Weltraum-Business 2.0
In den ersten Tagen der russischen Invasion tauchte mit Starlink unerwartet ein Name auf, der den bedrängten Ukrainern Hilfe aus dem All verheißt. Das Satelliten-Internet des amerikanischen Unternehmens SpaceX könnte tatsächlich zu einem kriegsentscheidenden Faktor werden. Denn es sichert die Breitband-Internetversorgung im Land trotz zunehmender Zerstörung der Infrastruktur. Hinter Starlink und SpaceX steht Tesla-Gründer Elon Musk. Mit seinen 2.000 Hightech- Trabanten ist Starlink das größte Satellitennetzwerk aller Zeiten. Es ist daher ein vielversprechendes Geschäftsmodell. Denn nur rund zehn Prozent der Erdoberfläche verfügen über Handyempfang. Der weltweite Markt wird auf eine Billion US-Dollar geschätzt.

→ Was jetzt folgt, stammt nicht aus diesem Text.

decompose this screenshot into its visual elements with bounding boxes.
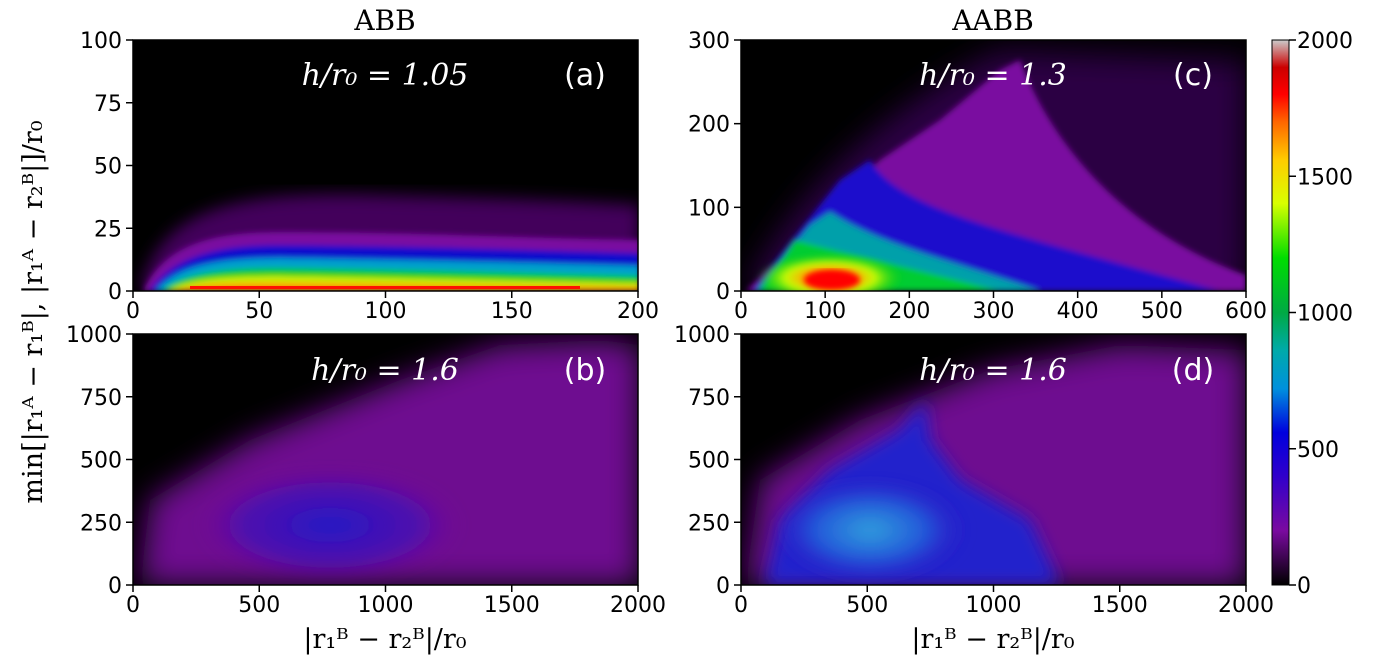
y-tick-label: 1000 — [674, 323, 730, 348]
colorbar-gradient — [1271, 39, 1290, 586]
x-tick-label: 0 — [734, 299, 748, 324]
x-tick-label: 1000 — [966, 593, 1022, 618]
y-tick-label: 1000 — [66, 323, 122, 348]
column-title-aabb: AABB — [951, 4, 1034, 37]
x-tick-label: 1000 — [358, 593, 414, 618]
y-tick-label: 250 — [688, 511, 730, 536]
y-tick-label: 25 — [94, 217, 122, 242]
colorbar-tick-label: 0 — [1297, 574, 1311, 599]
y-tick-label: 0 — [716, 574, 730, 599]
y-tick-label: 750 — [80, 386, 122, 411]
colorbar-tick-label: 1500 — [1297, 165, 1353, 190]
panel-c-annotation: h/r₀ = 1.3 — [919, 58, 1067, 93]
x-tick-label: 500 — [846, 593, 888, 618]
panel-b: h/r₀ = 1.6 (b) — [133, 334, 638, 585]
y-tick-label: 100 — [688, 196, 730, 221]
x-tick-label: 0 — [126, 593, 140, 618]
x-tick-label: 400 — [1057, 299, 1099, 324]
colorbar-tick-label: 2000 — [1297, 29, 1353, 54]
colorbar-tick-label: 1000 — [1297, 302, 1353, 327]
x-tick-label: 300 — [973, 299, 1015, 324]
y-tick-label: 100 — [80, 29, 122, 54]
y-tick-label: 0 — [716, 280, 730, 305]
x-tick-label: 2000 — [610, 593, 666, 618]
x-axis-label-right: |r₁ᴮ − r₂ᴮ|/r₀ — [911, 624, 1074, 655]
x-tick-label: 100 — [804, 299, 846, 324]
y-tick-label: 0 — [108, 574, 122, 599]
y-axis-label: min[|r₁ᴬ − r₁ᴮ|, |r₁ᴬ − r₂ᴮ|]/r₀ — [18, 120, 49, 503]
x-tick-label: 0 — [734, 593, 748, 618]
colorbar: 0 500 1000 1500 2000 — [1271, 29, 1353, 599]
colorbar-tick-label: 500 — [1297, 438, 1339, 463]
x-axis-label-left: |r₁ᴮ − r₂ᴮ|/r₀ — [303, 624, 466, 655]
y-tick-label: 300 — [688, 29, 730, 54]
panel-a-red-line — [190, 286, 580, 289]
y-tick-label: 750 — [688, 386, 730, 411]
panel-d: h/r₀ = 1.6 (d) — [741, 334, 1246, 585]
x-tick-label: 200 — [888, 299, 930, 324]
colorbar-ticks: 0 500 1000 1500 2000 — [1289, 29, 1353, 599]
panel-a-label: (a) — [564, 58, 606, 93]
y-tick-label: 500 — [688, 449, 730, 474]
x-tick-label: 200 — [617, 299, 659, 324]
x-tick-label: 150 — [491, 299, 533, 324]
panel-b-label: (b) — [564, 353, 606, 388]
panel-d-cyan-blob — [775, 480, 965, 580]
panel-a-annotation: h/r₀ = 1.05 — [302, 58, 469, 93]
panel-b-blue-blob — [200, 470, 460, 580]
x-tick-label: 500 — [1141, 299, 1183, 324]
x-tick-label: 600 — [1225, 299, 1267, 324]
y-tick-label: 500 — [80, 449, 122, 474]
x-tick-label: 500 — [238, 593, 280, 618]
x-tick-label: 1500 — [1092, 593, 1148, 618]
panel-a: h/r₀ = 1.05 (a) — [133, 40, 638, 291]
x-tick-label: 1500 — [484, 593, 540, 618]
panel-c-label: (c) — [1173, 58, 1213, 93]
x-tick-label: 100 — [365, 299, 407, 324]
y-tick-label: 250 — [80, 511, 122, 536]
panel-c-red-core — [804, 270, 860, 290]
x-tick-label: 0 — [126, 299, 140, 324]
panel-d-annotation: h/r₀ = 1.6 — [919, 353, 1067, 388]
x-tick-label: 50 — [245, 299, 273, 324]
panel-d-label: (d) — [1172, 353, 1214, 388]
x-tick-label: 2000 — [1218, 593, 1274, 618]
panel-c: h/r₀ = 1.3 (c) — [741, 40, 1246, 291]
column-title-abb: ABB — [353, 4, 415, 37]
y-tick-label: 0 — [108, 280, 122, 305]
panel-b-annotation: h/r₀ = 1.6 — [311, 353, 459, 388]
y-tick-label: 75 — [94, 92, 122, 117]
y-tick-label: 200 — [688, 113, 730, 138]
y-tick-label: 50 — [94, 155, 122, 180]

Kleiner, stärker, billiger
SpaceX ist nicht das einzige Startup mit einem Faible für Geschäfte in der Schwerelosigkeit. In Österreich liefert das Aerospace-Unternehmen FACC AG ab Oktober 2022 erstmals Teile für die neue Trägerrakete Ariane 6 – eine Art europäisches Gegenmodell zu SpaceX. Weil die Triebwerke in der Ukraine gebaut werden und die Abschussrampen in Russland stehen, drohen jedoch wichtige Projekte der europäischen Raumfahrtbehörde ESA zu stocken. Profitieren könnten davon Startups, die auf Microlauncher-Technologien setzen. In Deutschland sind mit Isar Aerospace, Hyimpulse und Rocket Factory Augsburg (RFA) gleich drei Technologie- Gründer mit Kleinraketensystemen am Start. Im neuen Werk von Isar Aerospace in der Nähe von München arbeiten 200 Personen an der 28 Meter langen zweistufigen Rakete „Spectrum“. Deren Jungfernflug ist für Ende des Jahres im norwegischen Andøya geplant. Der erste kommerzielle Flug mit Satelliten an Bord soll bereits 2023 stattfinden. Kleiner, leistungsfähiger und billiger ist nicht nur das Erfolgsrezept der Smartphone-Industrie, sondern auch der Raumfahrt. Punkto Miniaturisierung sind die Europäer gut im Rennen. Von sich reden machte das Startup Astrocast mit Sitz in Lausanne. Das börsennotierte Schweizer Unternehmen schießt Nano-Satelliten ins All und bringt damit das Internet of Things (IoT) zum Laufen. In zwei Jahren soll ein Netzwerk mit 100 IoT-Satelliten für Unternehmen eine leistbare Alternative zu Wireless-Netzwerken bieten.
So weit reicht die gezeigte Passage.